Em quase todos os continentes (exceto África) existem países que já não tem nenhum caso ativo: dentre 213 países e territórios considerados no wordometers, 14 estão nesta situação: Laos (7,3 milhões de habitantes), Timor Leste (1,3 milhão de habitantes), Macao, Brunei, Granada, Ilha de Man, Dominica, Groenlândia, Gibraltar, Ilhas Virgens Britânicas, Anguilla, St. Barth, Malvinas e Vaticano. O Vietnã, com 97 milhões de habitantes e uma política de contenção exemplar, não tem nenhum óbito e registra apenas 25 casos ativos.

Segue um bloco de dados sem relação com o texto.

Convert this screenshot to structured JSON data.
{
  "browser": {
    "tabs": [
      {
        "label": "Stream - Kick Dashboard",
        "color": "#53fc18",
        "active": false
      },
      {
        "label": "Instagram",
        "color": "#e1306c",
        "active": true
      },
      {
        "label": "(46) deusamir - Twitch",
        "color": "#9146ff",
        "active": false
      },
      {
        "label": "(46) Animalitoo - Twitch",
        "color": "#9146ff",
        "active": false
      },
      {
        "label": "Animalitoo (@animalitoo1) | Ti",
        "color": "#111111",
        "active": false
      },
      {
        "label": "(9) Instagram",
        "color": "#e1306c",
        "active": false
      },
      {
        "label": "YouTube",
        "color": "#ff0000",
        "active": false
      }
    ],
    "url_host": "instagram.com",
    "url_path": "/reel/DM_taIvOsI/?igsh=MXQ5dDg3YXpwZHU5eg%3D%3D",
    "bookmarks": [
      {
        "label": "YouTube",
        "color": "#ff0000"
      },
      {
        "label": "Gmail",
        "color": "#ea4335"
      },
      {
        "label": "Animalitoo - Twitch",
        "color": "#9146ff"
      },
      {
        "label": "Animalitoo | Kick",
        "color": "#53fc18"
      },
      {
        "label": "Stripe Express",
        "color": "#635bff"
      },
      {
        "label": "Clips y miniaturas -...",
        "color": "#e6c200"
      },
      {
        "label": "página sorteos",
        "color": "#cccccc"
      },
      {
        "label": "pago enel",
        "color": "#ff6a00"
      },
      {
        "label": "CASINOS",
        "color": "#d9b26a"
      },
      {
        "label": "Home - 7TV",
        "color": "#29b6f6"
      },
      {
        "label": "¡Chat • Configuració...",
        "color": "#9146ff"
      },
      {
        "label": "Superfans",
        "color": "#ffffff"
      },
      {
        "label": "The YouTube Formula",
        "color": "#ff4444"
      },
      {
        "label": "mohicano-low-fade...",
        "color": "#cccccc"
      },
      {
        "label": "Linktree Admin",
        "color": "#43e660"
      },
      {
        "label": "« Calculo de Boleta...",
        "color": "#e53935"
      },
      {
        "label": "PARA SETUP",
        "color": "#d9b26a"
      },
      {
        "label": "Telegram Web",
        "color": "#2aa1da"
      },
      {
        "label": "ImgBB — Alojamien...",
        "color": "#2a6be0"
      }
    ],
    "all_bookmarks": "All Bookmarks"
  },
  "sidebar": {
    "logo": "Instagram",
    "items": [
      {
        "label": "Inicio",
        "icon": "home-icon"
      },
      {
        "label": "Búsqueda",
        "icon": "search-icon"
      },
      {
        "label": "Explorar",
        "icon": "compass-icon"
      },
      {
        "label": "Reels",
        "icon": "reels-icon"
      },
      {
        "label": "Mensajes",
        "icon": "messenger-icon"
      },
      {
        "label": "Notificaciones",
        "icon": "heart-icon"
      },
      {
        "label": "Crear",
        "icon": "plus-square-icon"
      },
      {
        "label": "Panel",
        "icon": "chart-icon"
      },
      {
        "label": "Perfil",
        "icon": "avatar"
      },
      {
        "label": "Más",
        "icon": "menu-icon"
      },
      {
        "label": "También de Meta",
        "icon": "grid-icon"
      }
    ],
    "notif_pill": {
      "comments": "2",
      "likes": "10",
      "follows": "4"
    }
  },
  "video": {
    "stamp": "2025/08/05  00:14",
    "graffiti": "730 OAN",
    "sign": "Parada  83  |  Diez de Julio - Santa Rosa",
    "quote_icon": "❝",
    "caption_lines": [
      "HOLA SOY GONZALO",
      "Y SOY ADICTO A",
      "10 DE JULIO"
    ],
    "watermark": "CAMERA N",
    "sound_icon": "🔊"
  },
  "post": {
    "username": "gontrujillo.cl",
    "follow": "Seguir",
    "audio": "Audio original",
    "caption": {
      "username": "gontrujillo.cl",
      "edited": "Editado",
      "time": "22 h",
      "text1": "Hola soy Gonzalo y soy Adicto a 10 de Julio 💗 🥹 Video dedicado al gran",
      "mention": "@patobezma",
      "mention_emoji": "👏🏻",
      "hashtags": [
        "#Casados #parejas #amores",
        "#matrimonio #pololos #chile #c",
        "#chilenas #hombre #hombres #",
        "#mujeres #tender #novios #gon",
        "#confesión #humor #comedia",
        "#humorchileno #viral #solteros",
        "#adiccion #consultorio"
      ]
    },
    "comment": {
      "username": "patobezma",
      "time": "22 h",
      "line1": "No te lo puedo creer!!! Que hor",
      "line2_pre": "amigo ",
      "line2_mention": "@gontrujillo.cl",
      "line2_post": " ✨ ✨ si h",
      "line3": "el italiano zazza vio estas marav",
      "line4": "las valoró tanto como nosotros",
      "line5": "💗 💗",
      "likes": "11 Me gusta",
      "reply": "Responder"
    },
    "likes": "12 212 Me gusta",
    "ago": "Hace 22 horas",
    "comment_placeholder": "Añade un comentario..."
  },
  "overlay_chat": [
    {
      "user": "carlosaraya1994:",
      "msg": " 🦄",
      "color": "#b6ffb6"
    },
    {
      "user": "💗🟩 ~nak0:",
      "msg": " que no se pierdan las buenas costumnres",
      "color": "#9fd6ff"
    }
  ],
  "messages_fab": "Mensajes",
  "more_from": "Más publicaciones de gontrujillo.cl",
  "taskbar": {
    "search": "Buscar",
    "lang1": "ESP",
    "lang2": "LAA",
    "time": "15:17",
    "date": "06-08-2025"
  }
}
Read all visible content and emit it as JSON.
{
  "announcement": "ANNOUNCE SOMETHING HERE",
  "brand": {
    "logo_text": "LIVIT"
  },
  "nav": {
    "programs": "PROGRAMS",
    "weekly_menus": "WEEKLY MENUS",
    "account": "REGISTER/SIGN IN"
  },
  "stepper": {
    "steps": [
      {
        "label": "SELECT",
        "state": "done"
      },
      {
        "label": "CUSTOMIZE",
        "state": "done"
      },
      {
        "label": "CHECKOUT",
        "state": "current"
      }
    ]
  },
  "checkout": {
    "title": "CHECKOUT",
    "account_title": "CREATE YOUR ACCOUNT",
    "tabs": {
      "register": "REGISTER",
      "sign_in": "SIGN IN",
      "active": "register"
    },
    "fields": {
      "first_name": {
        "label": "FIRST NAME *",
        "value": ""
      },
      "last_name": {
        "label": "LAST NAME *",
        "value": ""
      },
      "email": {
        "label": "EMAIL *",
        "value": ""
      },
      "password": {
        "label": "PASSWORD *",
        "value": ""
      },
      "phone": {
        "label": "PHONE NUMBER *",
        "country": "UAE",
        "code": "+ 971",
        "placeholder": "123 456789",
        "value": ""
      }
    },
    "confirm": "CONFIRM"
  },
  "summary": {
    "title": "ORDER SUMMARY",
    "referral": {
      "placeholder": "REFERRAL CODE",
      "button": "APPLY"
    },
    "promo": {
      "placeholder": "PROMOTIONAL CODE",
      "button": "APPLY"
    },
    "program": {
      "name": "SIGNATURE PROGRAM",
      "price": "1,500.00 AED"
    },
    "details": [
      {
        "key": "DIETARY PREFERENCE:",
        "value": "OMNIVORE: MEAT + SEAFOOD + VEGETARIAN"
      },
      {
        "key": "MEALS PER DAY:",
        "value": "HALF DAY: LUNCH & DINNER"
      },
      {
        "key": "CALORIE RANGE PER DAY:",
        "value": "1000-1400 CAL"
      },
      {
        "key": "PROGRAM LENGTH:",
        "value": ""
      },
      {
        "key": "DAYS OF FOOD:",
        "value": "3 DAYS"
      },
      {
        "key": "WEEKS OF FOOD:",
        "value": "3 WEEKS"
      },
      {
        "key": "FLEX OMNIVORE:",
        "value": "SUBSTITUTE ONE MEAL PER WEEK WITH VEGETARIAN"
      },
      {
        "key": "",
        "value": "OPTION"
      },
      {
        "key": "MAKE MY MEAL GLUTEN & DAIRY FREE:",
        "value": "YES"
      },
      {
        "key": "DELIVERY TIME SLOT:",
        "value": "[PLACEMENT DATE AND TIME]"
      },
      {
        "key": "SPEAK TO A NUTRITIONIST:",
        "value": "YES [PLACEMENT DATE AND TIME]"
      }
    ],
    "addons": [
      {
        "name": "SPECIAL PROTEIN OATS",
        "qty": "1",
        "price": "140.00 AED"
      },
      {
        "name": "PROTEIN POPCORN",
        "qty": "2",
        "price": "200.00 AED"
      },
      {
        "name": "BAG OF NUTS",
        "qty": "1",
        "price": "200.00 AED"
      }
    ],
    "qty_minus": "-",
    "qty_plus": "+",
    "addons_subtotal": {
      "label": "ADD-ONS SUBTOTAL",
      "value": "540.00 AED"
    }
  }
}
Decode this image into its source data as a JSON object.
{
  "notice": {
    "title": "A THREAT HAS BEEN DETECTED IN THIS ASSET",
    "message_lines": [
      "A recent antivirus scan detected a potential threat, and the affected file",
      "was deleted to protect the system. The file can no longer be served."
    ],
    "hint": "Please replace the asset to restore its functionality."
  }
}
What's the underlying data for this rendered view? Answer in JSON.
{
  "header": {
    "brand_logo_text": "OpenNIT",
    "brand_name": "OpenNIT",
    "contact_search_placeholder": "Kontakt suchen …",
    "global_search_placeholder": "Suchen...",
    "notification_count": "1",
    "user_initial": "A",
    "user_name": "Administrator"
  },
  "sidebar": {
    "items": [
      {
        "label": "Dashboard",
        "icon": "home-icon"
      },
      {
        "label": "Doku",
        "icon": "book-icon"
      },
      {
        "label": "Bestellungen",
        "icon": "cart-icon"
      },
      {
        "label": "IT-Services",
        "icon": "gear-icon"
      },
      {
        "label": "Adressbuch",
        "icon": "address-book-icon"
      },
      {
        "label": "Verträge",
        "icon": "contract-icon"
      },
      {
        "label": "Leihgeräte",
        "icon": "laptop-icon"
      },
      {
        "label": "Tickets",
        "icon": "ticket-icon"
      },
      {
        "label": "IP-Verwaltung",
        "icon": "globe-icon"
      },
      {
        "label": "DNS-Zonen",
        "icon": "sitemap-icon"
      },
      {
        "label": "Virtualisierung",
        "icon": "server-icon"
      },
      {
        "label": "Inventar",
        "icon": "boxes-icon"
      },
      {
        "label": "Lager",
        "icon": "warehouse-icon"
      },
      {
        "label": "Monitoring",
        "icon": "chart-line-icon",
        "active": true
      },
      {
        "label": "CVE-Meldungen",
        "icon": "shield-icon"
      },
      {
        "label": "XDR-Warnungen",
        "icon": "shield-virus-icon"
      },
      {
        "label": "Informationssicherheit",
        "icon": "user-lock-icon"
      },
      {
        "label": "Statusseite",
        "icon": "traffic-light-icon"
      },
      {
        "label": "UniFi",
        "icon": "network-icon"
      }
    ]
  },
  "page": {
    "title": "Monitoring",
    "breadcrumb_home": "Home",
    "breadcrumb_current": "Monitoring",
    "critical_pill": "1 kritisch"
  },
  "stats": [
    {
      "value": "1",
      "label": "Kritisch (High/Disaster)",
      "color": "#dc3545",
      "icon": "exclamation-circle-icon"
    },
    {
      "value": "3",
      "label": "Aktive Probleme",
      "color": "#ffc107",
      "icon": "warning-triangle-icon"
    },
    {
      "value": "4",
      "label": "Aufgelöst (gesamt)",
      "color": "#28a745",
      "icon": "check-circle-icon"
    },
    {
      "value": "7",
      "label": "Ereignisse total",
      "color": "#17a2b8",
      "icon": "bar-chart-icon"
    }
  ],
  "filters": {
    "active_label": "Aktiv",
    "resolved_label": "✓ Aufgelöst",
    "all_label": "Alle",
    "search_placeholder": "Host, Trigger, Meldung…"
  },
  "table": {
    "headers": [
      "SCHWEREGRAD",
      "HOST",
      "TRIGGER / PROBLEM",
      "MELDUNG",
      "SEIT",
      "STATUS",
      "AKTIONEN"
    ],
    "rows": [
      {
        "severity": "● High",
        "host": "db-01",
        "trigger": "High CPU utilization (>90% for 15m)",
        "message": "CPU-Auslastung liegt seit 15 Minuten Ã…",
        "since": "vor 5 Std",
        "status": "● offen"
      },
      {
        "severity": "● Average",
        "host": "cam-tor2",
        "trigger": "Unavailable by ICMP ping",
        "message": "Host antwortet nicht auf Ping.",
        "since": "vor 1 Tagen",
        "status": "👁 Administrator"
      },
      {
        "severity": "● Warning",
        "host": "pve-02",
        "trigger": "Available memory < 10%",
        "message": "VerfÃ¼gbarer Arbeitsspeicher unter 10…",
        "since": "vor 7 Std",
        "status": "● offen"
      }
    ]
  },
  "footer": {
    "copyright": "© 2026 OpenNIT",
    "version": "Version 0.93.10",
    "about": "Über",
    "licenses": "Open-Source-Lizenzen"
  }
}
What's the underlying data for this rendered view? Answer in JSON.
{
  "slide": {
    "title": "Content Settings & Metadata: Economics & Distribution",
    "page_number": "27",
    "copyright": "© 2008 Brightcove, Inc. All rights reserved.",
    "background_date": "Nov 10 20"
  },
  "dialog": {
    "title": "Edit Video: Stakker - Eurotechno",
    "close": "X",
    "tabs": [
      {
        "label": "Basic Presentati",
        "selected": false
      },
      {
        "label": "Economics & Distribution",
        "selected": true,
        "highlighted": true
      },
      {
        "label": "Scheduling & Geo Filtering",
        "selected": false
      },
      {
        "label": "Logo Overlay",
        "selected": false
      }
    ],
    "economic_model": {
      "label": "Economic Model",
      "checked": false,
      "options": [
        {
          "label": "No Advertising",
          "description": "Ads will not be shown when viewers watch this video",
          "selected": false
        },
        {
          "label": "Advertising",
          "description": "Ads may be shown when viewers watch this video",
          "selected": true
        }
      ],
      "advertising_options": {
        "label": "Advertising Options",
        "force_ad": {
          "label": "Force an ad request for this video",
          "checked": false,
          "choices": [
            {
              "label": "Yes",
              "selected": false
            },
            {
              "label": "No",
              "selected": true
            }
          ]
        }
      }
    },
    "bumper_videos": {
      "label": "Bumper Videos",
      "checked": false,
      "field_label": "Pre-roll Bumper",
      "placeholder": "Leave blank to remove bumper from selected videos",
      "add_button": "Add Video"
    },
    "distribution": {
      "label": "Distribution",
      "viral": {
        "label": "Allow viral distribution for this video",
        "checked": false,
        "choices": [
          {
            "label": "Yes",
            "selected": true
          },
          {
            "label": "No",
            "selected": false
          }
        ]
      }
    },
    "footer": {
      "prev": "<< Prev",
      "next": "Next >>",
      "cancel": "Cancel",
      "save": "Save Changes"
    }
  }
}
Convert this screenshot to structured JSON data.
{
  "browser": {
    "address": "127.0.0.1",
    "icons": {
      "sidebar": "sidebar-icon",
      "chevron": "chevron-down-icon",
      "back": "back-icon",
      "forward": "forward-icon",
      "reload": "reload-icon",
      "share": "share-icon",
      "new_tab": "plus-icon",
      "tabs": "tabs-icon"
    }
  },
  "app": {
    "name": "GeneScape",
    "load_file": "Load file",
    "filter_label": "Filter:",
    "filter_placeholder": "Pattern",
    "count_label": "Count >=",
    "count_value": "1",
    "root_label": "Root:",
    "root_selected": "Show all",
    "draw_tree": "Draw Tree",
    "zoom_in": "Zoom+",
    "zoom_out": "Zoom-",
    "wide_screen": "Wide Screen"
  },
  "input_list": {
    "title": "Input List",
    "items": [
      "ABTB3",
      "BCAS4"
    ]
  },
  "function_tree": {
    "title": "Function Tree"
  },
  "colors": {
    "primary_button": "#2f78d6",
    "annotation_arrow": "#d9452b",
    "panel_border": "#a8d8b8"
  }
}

É imprescindível e urgente reduzir o ritmo de crescimento do número de novos casos, para em consequência reduzir o número de mortes, pois a manutenção dos índices atuais projeta um cenário que é pior a cada dia e só vai piorar se o processo de reabertura tiver continuidade na situação atual. Se por hipótese considerarmos que este ritmo se mantenha o mesmo (crescimento de 22,5% a cada 14 dias), o número de mortes no Brasil atingiria 97.427 em 2/8, 119.349 em 16/8 e 146.202 em 29/8. Não se trata de uma previsão, mas de projeção do que pode ocorrer caso não sejamos capazes de diminuir o atual ritmo de forma muito mais vigorosa. Para isto, são inadiáveis medidas para ampliação do nível de isolamento individual, associadas à garantia de efetivas condições de sobrevivência ao conjunto dos trabalhadores, em especial aos mais precarizados. Um pequeno aumento ou uma pequena diminuição no percentual produz um grande efeito em cascata nos números em dois ou três ciclos, o que reforça a urgência do reforço das medidas de contenção.